# Fat Yak Recipe



## cuds01 (7/8/13)

My first post in this section, I posted this recipe else where. Thought I would add it here as I just tried it after 3 weeks and extremely happy great taste, good head that lasts, even leaves that FY after taste from the Nelson Sauvin hops when you burp.

It was a double batch to christen my new 60l ferementer.

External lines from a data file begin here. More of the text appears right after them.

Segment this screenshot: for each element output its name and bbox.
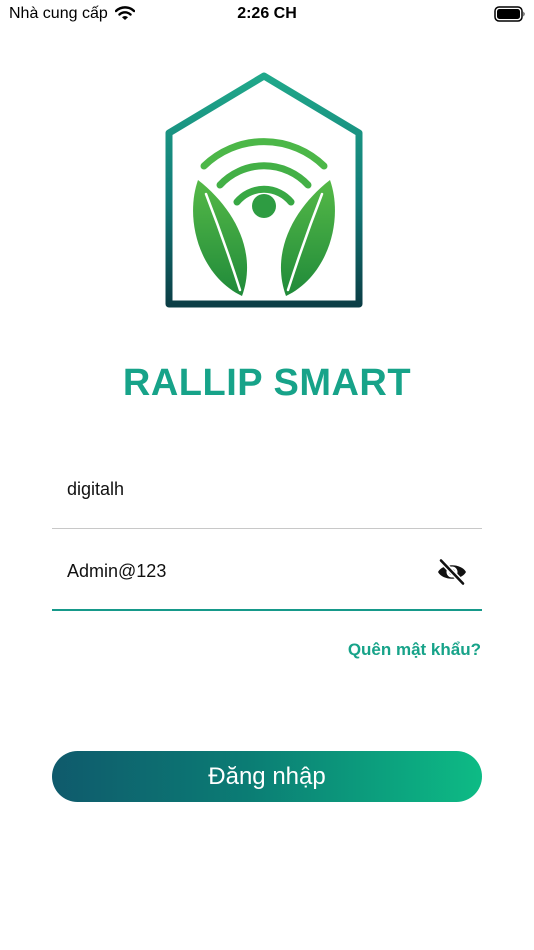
- app-title: RALLIP SMART: [122, 362, 412, 404]
- status-bar: Nhà cung cấp 2:26 CH: [0, 0, 534, 30]
- username-input[interactable]: [67, 475, 427, 503]
- login-button[interactable]: Đăng nhập: [52, 751, 482, 802]
- username-field-container: [52, 449, 482, 529]
- forgot-password-link[interactable]: Quên mật khẩu?: [348, 640, 481, 660]
- app-logo: [165, 72, 363, 308]
- status-time: 2:26 CH: [237, 5, 297, 22]
- battery-icon: [494, 6, 525, 22]
- password-input[interactable]: [67, 557, 427, 585]
- password-field-container: [52, 531, 482, 611]
- eye-slash-icon[interactable]: [436, 556, 468, 588]
- username-underline: [52, 528, 482, 529]
- password-underline: [52, 609, 482, 611]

After reading this forum and looking at the recipe for a Fat Yak clones, a few mentioned using the Copper Pale ale or Coopers Real Ale. The brew shop recommended the Real Ale ( bonus cheaper as well). Recipe also called for 1kg LDME and 250g dextrose. Decided ( with some advice) to decrease the malt and increase the dextrose so that the hop flavor shines through. The recipe is as follows at 44L

2 x Real ale 
500g pilsener grain (6 row) - why: left over from a previous Pilsener brew
1kg dextrose
1kg LDME
20g Nelson Sauvin (11.5% AA) – 60min boil
20g Cascade(5 % AA) – @ 10min 
10g Nelson Sauvin(11.5% AA) – 10min
20g Cascade @ 5 min
20g Nelson Sauvin @ 5min
20g Cascade – Dry Hop 3 days
20g Nelson Sauvin – Dry Hop 3 days
10g Nelson Sauvin - Dry Hop 5 days
2 x Ale Us-05 Yeast

OG: 1.056
FG: 1.008
Ferementation at 18 degrees


----------



## losp (9/8/13)

cuds01 said:


> My first post in this section, I posted this recipe else where. Thought I would add it here as I just tried it after 3 weeks and extremely happy great taste, good head that lasts, even leaves that FY after taste from the Nelson Sauvin hops when you burp.
> 
> It was a double batch to christen my new 60l ferementer.
> 
> ...


I might have a crack at this in a few weeks. will convert it to 22 litres though, thanks a lot


----------



## Dave70 (9/8/13)

I've (in my opinion anyway) got better results using Wyeast 1056 or 1272 at the cooler temps, around the 16 or 17 deg mark.
It's a cracker and seems to be loved by all.


----------



## cuds01 (10/8/13)

I have tried the 1056 in a different brew, good results with it


----------



## cuds01 (10/8/13)

I also cold crashed it for a few days at end of ferment. Which was a pain in the arse getting in the fridge due to the size and weight


----------



## hoppy2B (10/8/13)

Did you mash the pilsener grain or what do you do with that?


----------



## cuds01 (12/8/13)

Hoppy2B it was a mini mash, water heated to 70 degrees. Working my way up to full mash brewing.


----------



## cuds01 (7/9/13)

I have noticed that as it is aging it is losing some of that late hop flavor, next I would add more Nelson Sauvin at the end.


----------